The acquisition of comprehensive datasets containing phenotypic, biological, psychological and social information is expensive and labor-intensive but is necessary for the investigation of aging and related disorders. The Brain and Ageing Research Program ('BARP', University of New South Wales, Australia) has committed substantial resources over the last decade to establish cohorts and collect rich multi-faceted longitudinal datasets on older individuals in Australia. The cohorts include community-dwelling non-demented individuals, twin pairs, centenarians/ near-centenarians and stroke survivors, and the data ranging from biochemical, genetic &medical imaging data through to detailed neuropsychological, behavioral and demographic information collected longitudinally over multiple waves. The current project proposes to re-format these extensive databases for release into the public domain so that the data can be shared openly and analyzed by researchers around the world. This will contribute to the international effort to investigate aging and age-related brain diseases. The BARP databases comprise 4 longitudinal cohort studies: 1. The Memory &Ageing Study (MAS): a study of 1000+ community-based non-demented individuals from the Eastern suburbs of Sydney (Australia) which began in 2005 and collects information from its participants on an annual basis, with detailed assessments every two years, including neuroimaging, genetics and proteomics.
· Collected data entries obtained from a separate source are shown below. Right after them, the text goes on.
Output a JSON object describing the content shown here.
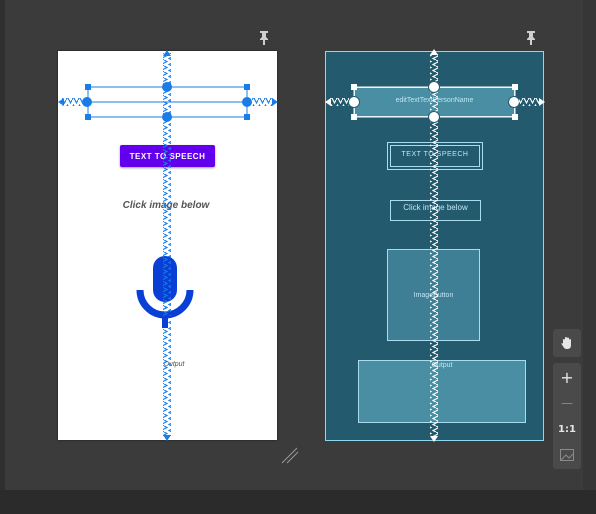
{
  "design": {
    "tts_button_label": "TEXT TO SPEECH",
    "click_label": "Click image below",
    "output_label": "Output"
  },
  "blueprint": {
    "edittext_id": "editTextTextPersonName",
    "tts_button_label": "TEXT TO SPEECH",
    "click_label": "Click image below",
    "image_button_label": "ImageButton",
    "output_label": "Output"
  },
  "toolbar": {
    "pan_icon": "hand-icon",
    "zoom_in_label": "+",
    "zoom_out_label": "—",
    "actual_size_label": "1:1",
    "fit_screen_icon": "fit-screen-icon"
  },
  "colors": {
    "constraint_blue": "#1a7de6",
    "button_purple": "#6200ee",
    "blueprint_bg": "#245a6e",
    "blueprint_line": "#a9dcef",
    "mic_blue": "#0a3fd6"
  }
}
Its primary aim is to determine the risk and protective factors in relation to cognitive decline in aging and dementia (n = 1000+;2000+ variables per assessment). 2. The Older Australian Twins Study (OATS): a study of 300+ Australian monozygotic and dizygotic twin pairs which began in 2007 and collects information on an annual basis.
It aims to determine the relative impact of genetics vs. environmental factors in relation to both cognitive decline and healthy aging (n = 600;2000+ variables per assessment). 3. The Sydney Centenarian Study (SCS): a study of individuals aged 95+ years of age which began in 2008 and collects information from its participants on a 6 monthly basis (max. 3 assessments).
It aims to compare cognitive decline and healthy aging in relation to exceptional longevity, as well as investigating the so-called 'super healthy'human phenotype described by compression-of-morbidity theories (n = 250+;1000+ variables per assessment). 4. The Sydney Stroke Study (SSS): a study of stroke patients and healthy controls assessed 3-6 months after the stroke then 1, 3 and 5 years later (n = 200 stroke;100 controls;1000+ variables per assessment). All 4 studies collected data on cognitive phenotypes (e.g. dementia/MCI+subtypes/healthy), neurocognitive assessment, psychosocial questionnaires, medical history + exam, medication use, neuroimaging, blood chemistry, proteomics and genetics/genomics (no proteomics or genetics for SSS). All studies collect data longitudinally and thus the BARP databases represent a truly rich and valuable potential data source for researchers worldwide.
The investigation of aging and age-related neuropsychiatric disorders is dependent upon the availability of well-characterized cohorts of aging individuals who have been assessed longitudinally. The Brain and Ageing Research Program at the University of New South Wales has established a number of longitudinal cohorts with extensive documentation. This proposal will see the public release of four longitudinal databases containing data (up to 2000+ variables per dataset) on over 2000 elderly individuals ranging from the healthy to those with dementia, and inclusive of four cohorts: community dwelling elderly (aged 70-90 years), elderly twins (aged >65 years), centenarians/ near-centenarians and stroke sufferers. The data include neuropsychiatric and medical assessments, neuroimaging, genetics and proteomics, and these cohorts will therefore provide a unique international resource for the investigation of ageing and associated disorders by researchers world-wide.